In ARM group, the TBX4-immunopositive cells which were distributed in the epithelium of hindgut/rectum and URS were significantly less on E15. At the same time, the positive cells in the dorsal cloacal membrane were rare. These results were consistent with the Western and RT-PCR results. Their results showed that the expression level of TBX4 in normal embryos was higher, and the expression level of TBX4 in ARM embryos was significantly lower than that in normal embryos on E15. The down-regulation of TBX4 at key point of anorectal development might impact the fusion of the URS and the dorsal cloacal membrane and the rupture of the dorsal cloacal membrane, resulting in rectourethral fistula or persistent cloaca. Based on these findings, we propose that the down-regulation of TBX4 in ETU-induced rat embryos may lead to ARM.

TBX4 is encoded by the TBX4 gene located on human chromosome 17 [22], is a transcription factor that belongs to T-box gene family that control gene expression, participate in the regulation of embryonic development process. The T-box gene mutation is the cause of many human development syndromes [23,24,25]. TBX4 plays an important role in the development of the lungs, umbilicus and limb [26,27,28], but till now there is no research about the expression of TBX4 during the anorectal development in the normal and ARM embryos.

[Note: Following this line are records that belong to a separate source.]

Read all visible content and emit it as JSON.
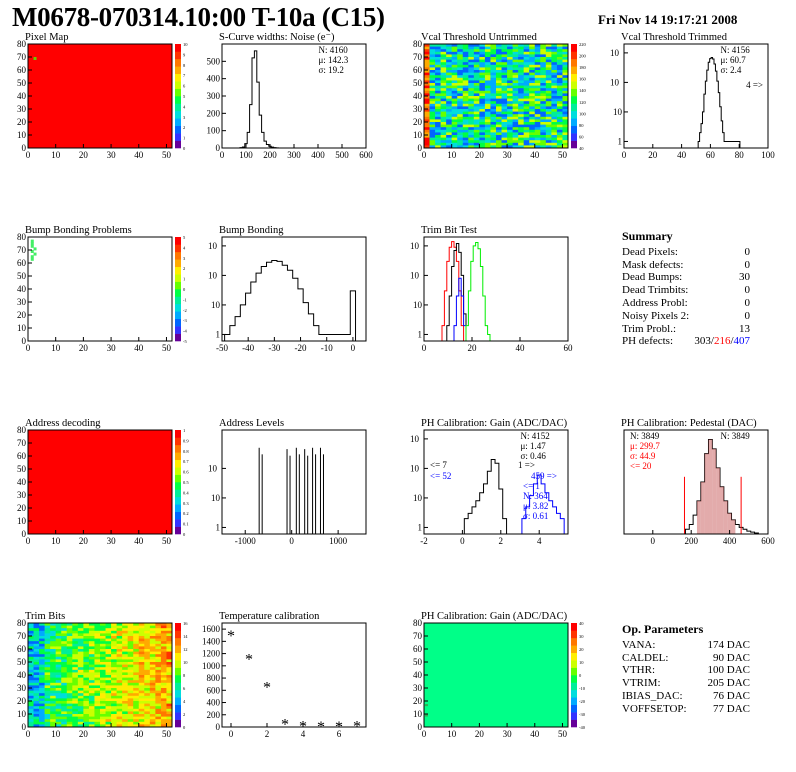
{
  "header": {
    "title": "M0678-070314.10:00 T-10a (C15)",
    "date": "Fri Nov 14 19:17:21 2008"
  },
  "colors": {
    "red": "#ff0000",
    "green": "#00ee00",
    "blue": "#0000ff",
    "pedestal_fill": "#cc6666"
  },
  "palette": [
    "#660099",
    "#3333ff",
    "#0066ff",
    "#00aaff",
    "#00dddd",
    "#00ee99",
    "#00ff44",
    "#66ff00",
    "#ccff00",
    "#ffee00",
    "#ffaa00",
    "#ff7700",
    "#ff3300",
    "#ff0000"
  ],
  "chart_data": [
    {
      "id": "pixel_map",
      "type": "heatmap",
      "title": "Pixel Map",
      "xlim": [
        0,
        52
      ],
      "ylim": [
        0,
        80
      ],
      "xticks": [
        "0",
        "10",
        "20",
        "30",
        "40",
        "50"
      ],
      "yticks": [
        "0",
        "10",
        "20",
        "30",
        "40",
        "50",
        "60",
        "70",
        "80"
      ],
      "zticks": [
        "0",
        "1",
        "2",
        "3",
        "4",
        "5",
        "6",
        "7",
        "8",
        "9",
        "10"
      ],
      "fill": "red",
      "hot_pixels": [
        [
          2,
          70
        ]
      ]
    },
    {
      "id": "scurve_noise",
      "type": "histogram",
      "title": "S-Curve widths: Noise (e⁻)",
      "xlim": [
        0,
        600
      ],
      "ylim": [
        0,
        600
      ],
      "xticks": [
        "0",
        "100",
        "200",
        "300",
        "400",
        "500",
        "600"
      ],
      "yticks": [
        "0",
        "100",
        "200",
        "300",
        "400",
        "500"
      ],
      "stats": {
        "N": "N: 4160",
        "mu": "μ: 142.3",
        "sigma": "σ: 19.2"
      },
      "x": [
        80,
        90,
        100,
        110,
        120,
        130,
        140,
        150,
        160,
        170,
        180,
        190,
        200,
        210,
        220,
        230
      ],
      "y": [
        2,
        6,
        25,
        90,
        250,
        520,
        560,
        380,
        190,
        90,
        40,
        20,
        10,
        5,
        2,
        1
      ]
    },
    {
      "id": "vcal_untrimmed",
      "type": "heatmap",
      "title": "Vcal Threshold Untrimmed",
      "xlim": [
        0,
        52
      ],
      "ylim": [
        0,
        80
      ],
      "xticks": [
        "0",
        "10",
        "20",
        "30",
        "40",
        "50"
      ],
      "yticks": [
        "0",
        "10",
        "20",
        "30",
        "40",
        "50",
        "60",
        "70",
        "80"
      ],
      "zticks": [
        "40",
        "60",
        "80",
        "100",
        "120",
        "140",
        "160",
        "180",
        "200",
        "220"
      ],
      "fill": "noise"
    },
    {
      "id": "vcal_trimmed",
      "type": "histogram",
      "title": "Vcal Threshold Trimmed",
      "log": true,
      "xlim": [
        0,
        100
      ],
      "ylim": [
        0.6,
        2000
      ],
      "xticks": [
        "0",
        "20",
        "40",
        "60",
        "80",
        "100"
      ],
      "yticks": [
        "1",
        "10",
        "10²",
        "10³"
      ],
      "stats": {
        "N": "N: 4156",
        "mu": "μ: 60.7",
        "sigma": "σ:  2.4"
      },
      "overflow": "4 =>",
      "x": [
        52,
        53,
        54,
        55,
        56,
        57,
        58,
        59,
        60,
        61,
        62,
        63,
        64,
        65,
        66,
        67,
        68,
        69,
        70,
        72,
        75,
        80
      ],
      "y": [
        1,
        2,
        4,
        10,
        40,
        110,
        260,
        480,
        640,
        700,
        620,
        420,
        240,
        110,
        45,
        15,
        5,
        2,
        1,
        1,
        1,
        1
      ]
    },
    {
      "id": "bump_problems",
      "type": "heatmap",
      "title": "Bump Bonding Problems",
      "xlim": [
        0,
        52
      ],
      "ylim": [
        0,
        80
      ],
      "xticks": [
        "0",
        "10",
        "20",
        "30",
        "40",
        "50"
      ],
      "yticks": [
        "0",
        "10",
        "20",
        "30",
        "40",
        "50",
        "60",
        "70",
        "80"
      ],
      "zticks": [
        "-5",
        "-4",
        "-3",
        "-2",
        "-1",
        "0",
        "1",
        "2",
        "3",
        "4",
        "5"
      ],
      "fill": "white",
      "hot_pixels": [
        [
          1,
          78
        ],
        [
          1,
          76
        ],
        [
          1,
          74
        ],
        [
          2,
          72
        ],
        [
          1,
          70
        ],
        [
          2,
          68
        ],
        [
          1,
          66
        ],
        [
          1,
          64
        ]
      ]
    },
    {
      "id": "bump_bonding",
      "type": "histogram",
      "title": "Bump Bonding",
      "log": true,
      "xlim": [
        -50,
        5
      ],
      "ylim": [
        0.6,
        2000
      ],
      "xticks": [
        "-50",
        "-40",
        "-30",
        "-20",
        "-10",
        "0"
      ],
      "yticks": [
        "1",
        "10",
        "10²",
        "10³"
      ],
      "x": [
        -48,
        -46,
        -44,
        -42,
        -40,
        -38,
        -36,
        -34,
        -32,
        -30,
        -28,
        -26,
        -24,
        -22,
        -20,
        -18,
        -16,
        -14,
        -12,
        -2,
        0
      ],
      "y": [
        1,
        2,
        4,
        10,
        25,
        60,
        120,
        200,
        280,
        320,
        300,
        220,
        150,
        80,
        35,
        12,
        5,
        2,
        1,
        1,
        30
      ]
    },
    {
      "id": "trim_bit_test",
      "type": "histogram",
      "title": "Trim Bit Test",
      "log": true,
      "xlim": [
        0,
        60
      ],
      "ylim": [
        0.6,
        2000
      ],
      "xticks": [
        "0",
        "20",
        "40",
        "60"
      ],
      "yticks": [
        "1",
        "10",
        "10²",
        "10³"
      ],
      "series": [
        {
          "color": "red",
          "x": [
            8,
            9,
            10,
            11,
            12,
            13,
            14,
            15,
            16
          ],
          "y": [
            2,
            30,
            300,
            900,
            1400,
            900,
            300,
            30,
            2
          ]
        },
        {
          "color": "black",
          "x": [
            10,
            11,
            12,
            13,
            14,
            15,
            16,
            17
          ],
          "y": [
            2,
            20,
            200,
            700,
            1200,
            600,
            100,
            5
          ]
        },
        {
          "color": "blue",
          "x": [
            13,
            14,
            15,
            16,
            17
          ],
          "y": [
            2,
            20,
            80,
            20,
            2
          ]
        },
        {
          "color": "green",
          "x": [
            18,
            19,
            20,
            21,
            22,
            23,
            24,
            25,
            26,
            27
          ],
          "y": [
            2,
            30,
            300,
            1000,
            1300,
            800,
            200,
            20,
            2,
            1
          ]
        }
      ]
    },
    {
      "id": "address_decoding",
      "type": "heatmap",
      "title": "Address decoding",
      "xlim": [
        0,
        52
      ],
      "ylim": [
        0,
        80
      ],
      "xticks": [
        "0",
        "10",
        "20",
        "30",
        "40",
        "50"
      ],
      "yticks": [
        "0",
        "10",
        "20",
        "30",
        "40",
        "50",
        "60",
        "70",
        "80"
      ],
      "zticks": [
        "0",
        "0.1",
        "0.2",
        "0.3",
        "0.4",
        "0.5",
        "0.6",
        "0.7",
        "0.8",
        "0.9",
        "1"
      ],
      "fill": "red"
    },
    {
      "id": "address_levels",
      "type": "histogram",
      "title": "Address Levels",
      "log": true,
      "xlim": [
        -1500,
        1600
      ],
      "ylim": [
        0.6,
        2000
      ],
      "xticks": [
        "-1000",
        "0",
        "1000"
      ],
      "yticks": [
        "1",
        "10",
        "10²"
      ],
      "spikes": [
        [
          -700,
          500
        ],
        [
          -100,
          450
        ],
        [
          100,
          500
        ],
        [
          280,
          450
        ],
        [
          450,
          500
        ],
        [
          620,
          500
        ]
      ]
    },
    {
      "id": "ph_gain",
      "type": "histogram",
      "title": "PH Calibration: Gain (ADC/DAC)",
      "log": true,
      "xlim": [
        -2,
        5.5
      ],
      "ylim": [
        0.6,
        2000
      ],
      "xticks": [
        "-2",
        "0",
        "2",
        "4"
      ],
      "yticks": [
        "1",
        "10",
        "10²",
        "10³"
      ],
      "stats": {
        "N": "N: 4152",
        "mu": "μ: 1.47",
        "sigma": "σ: 0.46"
      },
      "underflow": "<= 7",
      "overflow": "1 =>",
      "stats2": {
        "underflow": "<= 52",
        "overflow": "459 =>",
        "under": "<= 1",
        "N": "N: 364",
        "mu": "μ: 3.82",
        "sigma": "σ: 0.61"
      },
      "series": [
        {
          "color": "black",
          "x": [
            0.2,
            0.4,
            0.6,
            0.8,
            1.0,
            1.2,
            1.4,
            1.6,
            1.8,
            2.0,
            2.2
          ],
          "y": [
            2,
            3,
            5,
            8,
            15,
            30,
            80,
            200,
            150,
            20,
            2
          ]
        },
        {
          "color": "blue",
          "x": [
            3.2,
            3.4,
            3.6,
            3.8,
            4.0,
            4.2,
            4.4,
            4.6,
            4.8,
            5.0,
            5.2
          ],
          "y": [
            2,
            5,
            12,
            30,
            60,
            30,
            15,
            8,
            5,
            3,
            2
          ]
        }
      ]
    },
    {
      "id": "ph_pedestal",
      "type": "histogram",
      "title": "PH Calibration: Pedestal (DAC)",
      "xlim": [
        -150,
        600
      ],
      "ylim": [
        0,
        110
      ],
      "xticks": [
        "0",
        "200",
        "400",
        "600"
      ],
      "stats": {
        "N": "N: 3849",
        "mu": "μ: 299.7",
        "sigma": "σ: 44.9"
      },
      "underflow": "<= 20",
      "cuts": [
        165,
        460
      ],
      "x": [
        180,
        200,
        220,
        240,
        260,
        280,
        300,
        320,
        340,
        360,
        380,
        400,
        420,
        440,
        460,
        480,
        500,
        520,
        540
      ],
      "y": [
        5,
        10,
        20,
        35,
        55,
        85,
        100,
        90,
        70,
        50,
        35,
        22,
        15,
        10,
        7,
        5,
        3,
        2,
        1
      ]
    },
    {
      "id": "trim_bits",
      "type": "heatmap",
      "title": "Trim Bits",
      "xlim": [
        0,
        52
      ],
      "ylim": [
        0,
        80
      ],
      "xticks": [
        "0",
        "10",
        "20",
        "30",
        "40",
        "50"
      ],
      "yticks": [
        "0",
        "10",
        "20",
        "30",
        "40",
        "50",
        "60",
        "70",
        "80"
      ],
      "zticks": [
        "0",
        "2",
        "4",
        "6",
        "8",
        "10",
        "12",
        "14",
        "16"
      ],
      "fill": "trim"
    },
    {
      "id": "temperature_calibration",
      "type": "scatter",
      "title": "Temperature calibration",
      "xlim": [
        -0.5,
        7.5
      ],
      "ylim": [
        0,
        1700
      ],
      "xticks": [
        "0",
        "2",
        "4",
        "6"
      ],
      "yticks": [
        "0",
        "200",
        "400",
        "600",
        "800",
        "1000",
        "1200",
        "1400",
        "1600"
      ],
      "x": [
        0,
        1,
        2,
        3,
        4,
        5,
        6,
        7
      ],
      "y": [
        1520,
        1140,
        680,
        70,
        40,
        30,
        30,
        40
      ]
    },
    {
      "id": "ph_gain_map",
      "type": "heatmap",
      "title": "PH Calibration: Gain (ADC/DAC)",
      "xlim": [
        0,
        52
      ],
      "ylim": [
        0,
        80
      ],
      "xticks": [
        "0",
        "10",
        "20",
        "30",
        "40",
        "50"
      ],
      "yticks": [
        "0",
        "10",
        "20",
        "30",
        "40",
        "50",
        "60",
        "70",
        "80"
      ],
      "zticks": [
        "-40",
        "-30",
        "-20",
        "-10",
        "0",
        "10",
        "20",
        "30",
        "40"
      ],
      "fill": "green"
    }
  ],
  "summary": {
    "title": "Summary",
    "rows": [
      {
        "label": "Dead Pixels:",
        "value": "0"
      },
      {
        "label": "Mask defects:",
        "value": "0"
      },
      {
        "label": "Dead Bumps:",
        "value": "30"
      },
      {
        "label": "Dead Trimbits:",
        "value": "0"
      },
      {
        "label": "Address Probl:",
        "value": "0"
      },
      {
        "label": "Noisy Pixels 2:",
        "value": "0"
      },
      {
        "label": "Trim Probl.:",
        "value": "13"
      }
    ],
    "ph_label": "PH defects:",
    "ph_a": "303/",
    "ph_b": "216",
    "ph_sep": "/",
    "ph_c": "407"
  },
  "op_params": {
    "title": "Op. Parameters",
    "rows": [
      {
        "label": "VANA:",
        "value": "174 DAC"
      },
      {
        "label": "CALDEL:",
        "value": "90 DAC"
      },
      {
        "label": "VTHR:",
        "value": "100 DAC"
      },
      {
        "label": "VTRIM:",
        "value": "205 DAC"
      },
      {
        "label": "IBIAS_DAC:",
        "value": "76 DAC"
      },
      {
        "label": "VOFFSETOP:",
        "value": "77 DAC"
      }
    ]
  }
}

TBX4 is specific to induce the expression of FGF10 [11, 12]. FGF10 plays an important role in the survival and proliferation of intestinal epithelial cells [29]. Epithelial–mesenchymal action is crucial in the germination of the gastrointestinal tract. The FGF10−/− mutants fails to develop rectal epithelium, showing failure of union of the rectum and anus [10]. But the deformity is of a single type, it is presumed that isolated ARM in the absence of other anomalies may occur not as a result of deletion of the Fgf10 gene itself, but rather a mutation of the regulatory elements controlling Fgf10 expression in the rectum.

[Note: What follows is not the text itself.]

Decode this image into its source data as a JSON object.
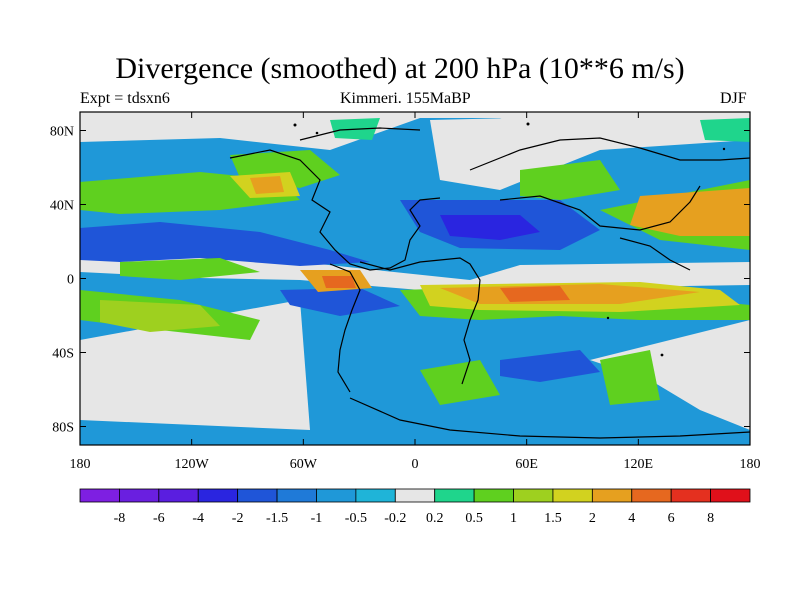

TBX4-FGF10 system controls the formation of lung buds and limb initiation during respiratory tract and limb embryonic development. Ectopic TBX4 induced ectopic bud formation in the esophagus by activating the expression of FGF10. Conversely, interference of TBX4 function resulted in repression of FGF10 expression and in failure of lung bud formation [11]. Karolak et al. studied the pathogenesis of interstitial neonatal lung disorders and identified concomitance of coding and non-coding single-nucleotide variants or copy-number variants involving TBX4 or FGF10 loci in lethal lung maldevelopment. They thought TBX4-FGF10 epithelial-mesenchymal signaling was very important in human lung organogenesis [30]. Animal studies had demonstrated that ablated TBX4 function during the hindlimb development suppressed FGF10 expression, indicating that FGF10 was likely a downstream target of TBX4 [12]. We hypothesized that TBX4-FGF10 signaling was involved in the rectal embryonic development and TBX4 may affect the development of the anorectum as a transcription factor by regulating the expression of FGF10.

Conclusion

In conclusion, there was a significant difference in the expression of TBX4 between normal and ARM embryos during the development of anorectum. The results showed that the anorectal morphology may depend on the induction of TBX4 signal, and the down-regulation of TBX4 may be one of the reasons for ARM.